Day 18, Thursday, Amalfi

I took the ferry to Capri today, and found the way up to Anacapri on foot that I couldn’t find in 2003. Then, to the top of the island.

Dawn, from the hotel terrace
Positano from the ferry to Capri. It was trying to rain.
In the Port of Capri
The steps up to Anacapri are just visible below the concrete abutment, and above it. That’s a road, with a bus, at the centre of the photo.
The steps
Sorrento, from halfway up. Pompeii to the left, Vesuvius just out of the photo.
In Anacapri
Via Monte Solaro, to the top of the island
Which after a wrong turn came to an impasse. Then, in an olive grove, I found this track.
Which turned into this

Eventually I got to this microwave tower, but I could see a structure much  higher on another hill to the left and not accessible from here.

This was a dead end. So I went back down, lost the track, went bush for a while, found it again, went back to the crossroad, took the right path.

This path looked better, just kept going up. A chairlift was visible from time to time, so something worth visiting was up there.

View of Capri from the path, Sorrento in the distance at left.
From the very top
This selfie might be the only photo of me in the whole blog. Capri (not Anacapri) is behind.
Anacapri, and the funicular cables, with 2 people visible, and Ischia in the distance..

Then, all the way down the path to Anacapri, and down all the steps to the port, then up all the hundreds of steps to Capri Centro that Bill Bryson complained about in one of his early books, “the Lost Continent”, I think.

Capri Centro. The microwave tower is just visible in the middle of the flattish section near the top left.
The WC was well worth 50c to see (and use).
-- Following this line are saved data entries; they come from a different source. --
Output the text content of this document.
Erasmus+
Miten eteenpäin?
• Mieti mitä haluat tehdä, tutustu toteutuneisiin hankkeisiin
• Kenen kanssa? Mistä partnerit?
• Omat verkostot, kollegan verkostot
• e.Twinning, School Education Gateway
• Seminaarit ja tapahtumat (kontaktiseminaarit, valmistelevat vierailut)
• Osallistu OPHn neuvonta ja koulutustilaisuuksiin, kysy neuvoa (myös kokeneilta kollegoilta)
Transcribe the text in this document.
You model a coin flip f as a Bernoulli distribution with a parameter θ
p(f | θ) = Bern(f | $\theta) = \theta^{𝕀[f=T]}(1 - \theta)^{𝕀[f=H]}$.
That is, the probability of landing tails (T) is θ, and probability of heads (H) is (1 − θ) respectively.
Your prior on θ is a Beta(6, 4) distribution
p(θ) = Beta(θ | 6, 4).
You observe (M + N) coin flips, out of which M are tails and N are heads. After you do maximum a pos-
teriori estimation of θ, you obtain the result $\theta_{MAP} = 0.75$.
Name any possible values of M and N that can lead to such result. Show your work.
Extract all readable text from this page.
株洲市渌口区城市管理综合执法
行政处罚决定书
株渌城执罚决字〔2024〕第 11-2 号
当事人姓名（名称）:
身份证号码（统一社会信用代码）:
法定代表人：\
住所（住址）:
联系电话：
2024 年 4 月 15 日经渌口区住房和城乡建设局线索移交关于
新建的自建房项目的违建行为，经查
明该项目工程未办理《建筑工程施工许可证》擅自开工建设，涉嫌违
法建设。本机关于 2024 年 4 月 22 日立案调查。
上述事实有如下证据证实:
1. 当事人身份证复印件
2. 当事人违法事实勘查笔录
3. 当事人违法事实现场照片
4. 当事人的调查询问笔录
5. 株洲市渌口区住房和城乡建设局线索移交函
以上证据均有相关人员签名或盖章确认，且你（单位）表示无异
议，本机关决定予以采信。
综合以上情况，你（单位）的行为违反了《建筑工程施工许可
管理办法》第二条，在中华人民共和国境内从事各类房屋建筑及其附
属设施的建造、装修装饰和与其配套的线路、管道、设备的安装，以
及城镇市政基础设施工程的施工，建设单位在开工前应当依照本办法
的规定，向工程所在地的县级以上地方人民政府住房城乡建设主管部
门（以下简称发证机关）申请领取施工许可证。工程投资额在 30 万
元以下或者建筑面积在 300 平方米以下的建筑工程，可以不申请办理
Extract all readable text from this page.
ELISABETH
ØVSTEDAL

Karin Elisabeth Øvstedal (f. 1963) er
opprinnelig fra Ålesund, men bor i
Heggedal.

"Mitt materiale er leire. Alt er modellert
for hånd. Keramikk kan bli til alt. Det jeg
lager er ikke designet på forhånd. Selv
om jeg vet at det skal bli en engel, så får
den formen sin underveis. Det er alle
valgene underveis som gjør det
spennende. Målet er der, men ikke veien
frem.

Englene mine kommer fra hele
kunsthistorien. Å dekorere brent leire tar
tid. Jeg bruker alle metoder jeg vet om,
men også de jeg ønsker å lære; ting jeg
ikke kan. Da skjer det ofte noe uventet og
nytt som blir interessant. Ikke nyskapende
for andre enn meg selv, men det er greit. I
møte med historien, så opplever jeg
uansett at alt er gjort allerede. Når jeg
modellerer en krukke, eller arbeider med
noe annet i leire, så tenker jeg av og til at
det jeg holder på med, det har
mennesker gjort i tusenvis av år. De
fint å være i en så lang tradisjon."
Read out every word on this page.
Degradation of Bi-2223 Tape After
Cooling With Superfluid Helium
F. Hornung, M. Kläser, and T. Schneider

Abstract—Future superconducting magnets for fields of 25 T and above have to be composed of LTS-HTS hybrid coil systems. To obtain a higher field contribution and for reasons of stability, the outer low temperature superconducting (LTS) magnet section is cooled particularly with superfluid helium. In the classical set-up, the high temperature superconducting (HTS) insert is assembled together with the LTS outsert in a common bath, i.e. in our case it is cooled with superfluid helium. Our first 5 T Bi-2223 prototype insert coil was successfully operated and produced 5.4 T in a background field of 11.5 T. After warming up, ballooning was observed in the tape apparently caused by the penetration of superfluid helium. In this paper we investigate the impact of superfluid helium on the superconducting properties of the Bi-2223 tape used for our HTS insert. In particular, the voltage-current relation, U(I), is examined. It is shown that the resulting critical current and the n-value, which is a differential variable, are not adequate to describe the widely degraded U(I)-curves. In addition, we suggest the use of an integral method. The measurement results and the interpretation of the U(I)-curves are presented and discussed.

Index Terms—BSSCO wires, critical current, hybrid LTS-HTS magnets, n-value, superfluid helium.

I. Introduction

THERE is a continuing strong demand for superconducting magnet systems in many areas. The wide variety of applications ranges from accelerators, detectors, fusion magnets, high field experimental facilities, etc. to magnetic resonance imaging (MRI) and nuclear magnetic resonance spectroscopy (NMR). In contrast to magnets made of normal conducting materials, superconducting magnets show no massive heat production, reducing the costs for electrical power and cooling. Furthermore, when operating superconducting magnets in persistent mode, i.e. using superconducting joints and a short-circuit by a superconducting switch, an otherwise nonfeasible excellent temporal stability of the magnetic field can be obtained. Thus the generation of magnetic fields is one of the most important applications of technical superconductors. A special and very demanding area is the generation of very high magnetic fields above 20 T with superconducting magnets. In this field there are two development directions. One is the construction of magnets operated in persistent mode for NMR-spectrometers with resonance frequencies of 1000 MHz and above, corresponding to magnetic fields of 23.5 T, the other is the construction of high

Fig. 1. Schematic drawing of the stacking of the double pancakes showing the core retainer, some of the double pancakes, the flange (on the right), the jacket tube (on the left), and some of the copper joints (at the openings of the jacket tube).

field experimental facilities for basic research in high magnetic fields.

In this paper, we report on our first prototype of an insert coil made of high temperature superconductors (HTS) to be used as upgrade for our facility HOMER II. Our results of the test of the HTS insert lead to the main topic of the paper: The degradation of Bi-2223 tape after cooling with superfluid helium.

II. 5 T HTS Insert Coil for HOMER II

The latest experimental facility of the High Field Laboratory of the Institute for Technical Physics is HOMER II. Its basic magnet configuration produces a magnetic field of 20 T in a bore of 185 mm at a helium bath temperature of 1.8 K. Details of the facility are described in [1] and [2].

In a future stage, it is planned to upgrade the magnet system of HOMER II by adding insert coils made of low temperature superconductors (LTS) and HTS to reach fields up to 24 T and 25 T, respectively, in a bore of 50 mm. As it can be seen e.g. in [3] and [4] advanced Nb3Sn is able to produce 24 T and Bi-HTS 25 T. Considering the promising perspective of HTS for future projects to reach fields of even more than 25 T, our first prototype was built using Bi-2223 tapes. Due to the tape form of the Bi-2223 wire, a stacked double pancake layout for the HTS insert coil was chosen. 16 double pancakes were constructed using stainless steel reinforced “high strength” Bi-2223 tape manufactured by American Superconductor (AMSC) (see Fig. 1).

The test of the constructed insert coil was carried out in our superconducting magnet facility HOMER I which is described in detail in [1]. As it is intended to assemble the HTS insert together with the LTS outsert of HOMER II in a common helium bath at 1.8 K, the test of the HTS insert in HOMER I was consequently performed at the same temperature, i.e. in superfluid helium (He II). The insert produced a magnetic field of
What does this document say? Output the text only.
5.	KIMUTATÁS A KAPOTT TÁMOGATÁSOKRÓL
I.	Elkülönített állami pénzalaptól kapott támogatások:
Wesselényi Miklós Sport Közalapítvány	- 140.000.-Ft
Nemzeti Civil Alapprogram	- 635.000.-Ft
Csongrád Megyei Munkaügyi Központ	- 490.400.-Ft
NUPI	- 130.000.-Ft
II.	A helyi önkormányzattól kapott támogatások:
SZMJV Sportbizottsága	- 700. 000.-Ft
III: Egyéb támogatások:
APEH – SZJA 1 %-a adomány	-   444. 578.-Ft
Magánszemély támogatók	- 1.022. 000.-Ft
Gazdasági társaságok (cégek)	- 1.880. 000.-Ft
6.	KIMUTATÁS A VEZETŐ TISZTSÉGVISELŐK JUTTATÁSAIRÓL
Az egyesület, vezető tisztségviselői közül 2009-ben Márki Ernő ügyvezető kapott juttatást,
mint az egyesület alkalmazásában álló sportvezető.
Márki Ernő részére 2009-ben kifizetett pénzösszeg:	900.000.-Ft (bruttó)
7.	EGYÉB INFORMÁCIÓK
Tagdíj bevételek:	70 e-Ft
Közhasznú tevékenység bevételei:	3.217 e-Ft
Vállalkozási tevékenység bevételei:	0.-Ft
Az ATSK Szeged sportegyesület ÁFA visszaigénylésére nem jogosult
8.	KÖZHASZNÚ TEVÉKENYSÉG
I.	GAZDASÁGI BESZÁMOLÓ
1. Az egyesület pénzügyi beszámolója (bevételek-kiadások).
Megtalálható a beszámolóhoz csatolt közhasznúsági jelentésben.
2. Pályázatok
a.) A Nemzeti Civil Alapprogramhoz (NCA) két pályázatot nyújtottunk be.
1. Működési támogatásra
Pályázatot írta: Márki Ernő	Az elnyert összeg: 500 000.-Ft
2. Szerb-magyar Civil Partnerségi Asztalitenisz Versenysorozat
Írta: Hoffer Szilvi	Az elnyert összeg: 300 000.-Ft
A gelato, then down the hundreds of steps to the port to catch the last ferry back to Amalfi. From the ferry you can see some of the engineering that went into building the road. Stone arch bridges (Roman technology), the occasional short tunnel, lots of rock blasted out of the cliff. It’s an amazing engineering feat. It looked impossible that roads could reach most of the houses and buildings perched precariously on every available space. But they do, you can see parked and moving cars up there. They need roads to get the building materials (mostly masonry) to the sites.

Dinner in a nice restaurant. Two courses of real food, spaghetti carbonara and grilled sea bass. No beer, just acqua frizzante and a cappuccino. I know fine food when I see it. The portions are so small you need 3 or 4 of them. I could afford only two, but they were very good.

Raining heavily now. Capri Centro does not look so magical when sodden and half deserted. I walked up the hill to the hotel, glad to have a torch to ward off oncoming traffic.